Miki Biasion, due volte campione del mondo rallies con la Lancia Delta, dopo aver disputato quattro edizioni della Dakar al volante di camion e due in auto, è quindi passato alle dimensioni decisamente più contenute della Panda. Molto esperto Bruno Saby, campione del mondo della specialità Rally Raid nel 2005 e vincitore della Dakar nel 1993. Biasion e Saby sono già stati compagni di team negli anni Ottanta, quando entrambi correvano per la squadra Lancia.

Le due Panda Cross corrono nella categoria T2, che prevede pochissime modifiche rispetto alla versione di serie. Per affrontare il durissimo percorso, lungo 8696 km, sulla Panda Cross sono stati montati gli allestimenti di sicurezza, come il roll-bar e l’impianto di estinzione, ammortizzatori specifici e, grazie alla fattiva collaborazione con gli ingegneri della FPT, è stata aumentata la potenza del motore Multijet di 1300 cm3 fino a 105 CV. All’interno ha trovato posto un serbatoio da 160 litri, in grado di garantire una grande autonomia anche su fondi difficili come la sabbia e le pietraie, tre ruote di scorta e il necessario per disinsabbiarsi: badili, crick da sabbia e due piastre in alluminio.

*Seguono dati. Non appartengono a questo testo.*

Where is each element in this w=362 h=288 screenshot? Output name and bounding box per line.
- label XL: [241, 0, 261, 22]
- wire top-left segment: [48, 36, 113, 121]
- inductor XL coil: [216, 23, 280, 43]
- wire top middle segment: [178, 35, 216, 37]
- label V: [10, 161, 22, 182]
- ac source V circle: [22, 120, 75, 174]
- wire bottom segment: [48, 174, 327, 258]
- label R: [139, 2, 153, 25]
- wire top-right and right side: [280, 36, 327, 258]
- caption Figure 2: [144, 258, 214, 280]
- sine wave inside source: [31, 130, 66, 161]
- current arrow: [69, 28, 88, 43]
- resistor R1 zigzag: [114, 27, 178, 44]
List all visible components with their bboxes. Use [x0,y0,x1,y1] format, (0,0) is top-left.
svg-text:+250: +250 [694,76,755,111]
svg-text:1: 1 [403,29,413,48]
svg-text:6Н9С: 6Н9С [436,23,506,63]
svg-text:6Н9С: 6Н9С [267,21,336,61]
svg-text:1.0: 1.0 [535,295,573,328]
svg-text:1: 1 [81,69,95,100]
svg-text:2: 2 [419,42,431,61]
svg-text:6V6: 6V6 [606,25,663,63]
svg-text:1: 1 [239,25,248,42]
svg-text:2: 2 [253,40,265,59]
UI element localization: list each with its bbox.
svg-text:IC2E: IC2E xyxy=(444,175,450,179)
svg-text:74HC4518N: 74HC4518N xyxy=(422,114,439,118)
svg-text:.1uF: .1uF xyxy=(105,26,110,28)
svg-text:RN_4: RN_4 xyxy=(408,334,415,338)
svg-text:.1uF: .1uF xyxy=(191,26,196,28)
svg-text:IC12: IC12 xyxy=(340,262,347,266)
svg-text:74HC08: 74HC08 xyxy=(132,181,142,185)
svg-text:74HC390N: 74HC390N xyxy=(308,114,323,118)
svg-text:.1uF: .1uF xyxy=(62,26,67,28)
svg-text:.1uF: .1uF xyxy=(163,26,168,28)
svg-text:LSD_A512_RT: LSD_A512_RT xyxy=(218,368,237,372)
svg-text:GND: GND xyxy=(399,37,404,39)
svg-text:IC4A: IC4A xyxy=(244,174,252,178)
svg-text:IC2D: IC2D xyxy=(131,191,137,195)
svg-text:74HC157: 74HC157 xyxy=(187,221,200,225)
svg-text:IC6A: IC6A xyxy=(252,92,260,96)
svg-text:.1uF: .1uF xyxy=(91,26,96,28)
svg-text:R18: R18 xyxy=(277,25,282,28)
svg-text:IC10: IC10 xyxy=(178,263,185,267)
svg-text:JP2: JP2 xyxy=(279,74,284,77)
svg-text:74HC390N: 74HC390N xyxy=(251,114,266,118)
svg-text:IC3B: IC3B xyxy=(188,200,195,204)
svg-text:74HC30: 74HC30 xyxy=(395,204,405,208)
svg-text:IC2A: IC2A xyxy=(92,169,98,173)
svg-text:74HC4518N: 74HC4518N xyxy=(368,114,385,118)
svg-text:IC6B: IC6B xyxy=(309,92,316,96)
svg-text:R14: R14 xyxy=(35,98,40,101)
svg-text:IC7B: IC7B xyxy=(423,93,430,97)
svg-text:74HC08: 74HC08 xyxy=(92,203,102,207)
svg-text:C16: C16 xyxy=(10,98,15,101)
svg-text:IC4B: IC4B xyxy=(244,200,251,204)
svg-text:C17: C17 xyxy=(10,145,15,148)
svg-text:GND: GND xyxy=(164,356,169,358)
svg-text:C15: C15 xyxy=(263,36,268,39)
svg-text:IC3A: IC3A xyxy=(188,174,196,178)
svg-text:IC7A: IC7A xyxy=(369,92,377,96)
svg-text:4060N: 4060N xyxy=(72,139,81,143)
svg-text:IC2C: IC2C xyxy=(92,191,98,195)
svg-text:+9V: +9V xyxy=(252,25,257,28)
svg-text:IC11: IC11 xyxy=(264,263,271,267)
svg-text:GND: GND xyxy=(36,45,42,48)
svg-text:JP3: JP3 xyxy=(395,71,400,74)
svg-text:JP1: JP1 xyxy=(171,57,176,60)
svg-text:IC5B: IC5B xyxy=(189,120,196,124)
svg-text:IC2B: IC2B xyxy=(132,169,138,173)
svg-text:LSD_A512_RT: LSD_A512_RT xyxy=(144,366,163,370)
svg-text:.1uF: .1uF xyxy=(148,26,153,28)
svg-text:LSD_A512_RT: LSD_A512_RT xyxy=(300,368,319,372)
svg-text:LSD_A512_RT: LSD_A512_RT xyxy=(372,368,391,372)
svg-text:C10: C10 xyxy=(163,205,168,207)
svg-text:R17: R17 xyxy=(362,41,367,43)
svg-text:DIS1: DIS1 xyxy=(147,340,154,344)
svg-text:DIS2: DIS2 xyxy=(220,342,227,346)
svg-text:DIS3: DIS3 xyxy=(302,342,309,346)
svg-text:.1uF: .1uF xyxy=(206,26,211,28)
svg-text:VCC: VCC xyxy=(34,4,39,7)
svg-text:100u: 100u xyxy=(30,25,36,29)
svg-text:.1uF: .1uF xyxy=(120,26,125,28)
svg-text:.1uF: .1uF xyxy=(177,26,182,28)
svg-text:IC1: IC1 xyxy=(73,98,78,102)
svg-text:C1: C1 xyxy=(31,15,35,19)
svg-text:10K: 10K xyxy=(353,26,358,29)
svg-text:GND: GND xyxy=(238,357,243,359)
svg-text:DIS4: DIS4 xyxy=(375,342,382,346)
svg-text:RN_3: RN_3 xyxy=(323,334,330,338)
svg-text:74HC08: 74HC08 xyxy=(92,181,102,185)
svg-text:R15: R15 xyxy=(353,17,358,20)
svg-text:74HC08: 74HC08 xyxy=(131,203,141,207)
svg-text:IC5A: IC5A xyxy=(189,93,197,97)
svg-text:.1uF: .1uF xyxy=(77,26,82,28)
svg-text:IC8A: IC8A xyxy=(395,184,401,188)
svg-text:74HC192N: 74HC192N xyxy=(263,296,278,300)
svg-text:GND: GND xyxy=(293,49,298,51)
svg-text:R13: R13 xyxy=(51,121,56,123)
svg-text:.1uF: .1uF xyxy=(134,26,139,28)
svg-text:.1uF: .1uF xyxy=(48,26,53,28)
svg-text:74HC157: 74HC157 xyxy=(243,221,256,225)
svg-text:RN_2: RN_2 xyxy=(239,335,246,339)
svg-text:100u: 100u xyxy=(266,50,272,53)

A questo occorre aggiungere la riserva d’acqua di 10 litri (5 per ogni componente dell’equipaggio), che porta il peso complessivo della vettura a circa 1400 kg. Prima della presentazione ufficiale, avvenuta al Motor Show di Bologna il 5 dicembre scorso, la PanDAKAR, ha effettuato una serie di test in Tunisia, affrontando per la prima volta le dune del deserto, dove ha dimostrato una buona capacità di "galleggiamento" e una grande maneggevolezza. E’ dunque tutto pronto per il Team Fiat PanDAKAR.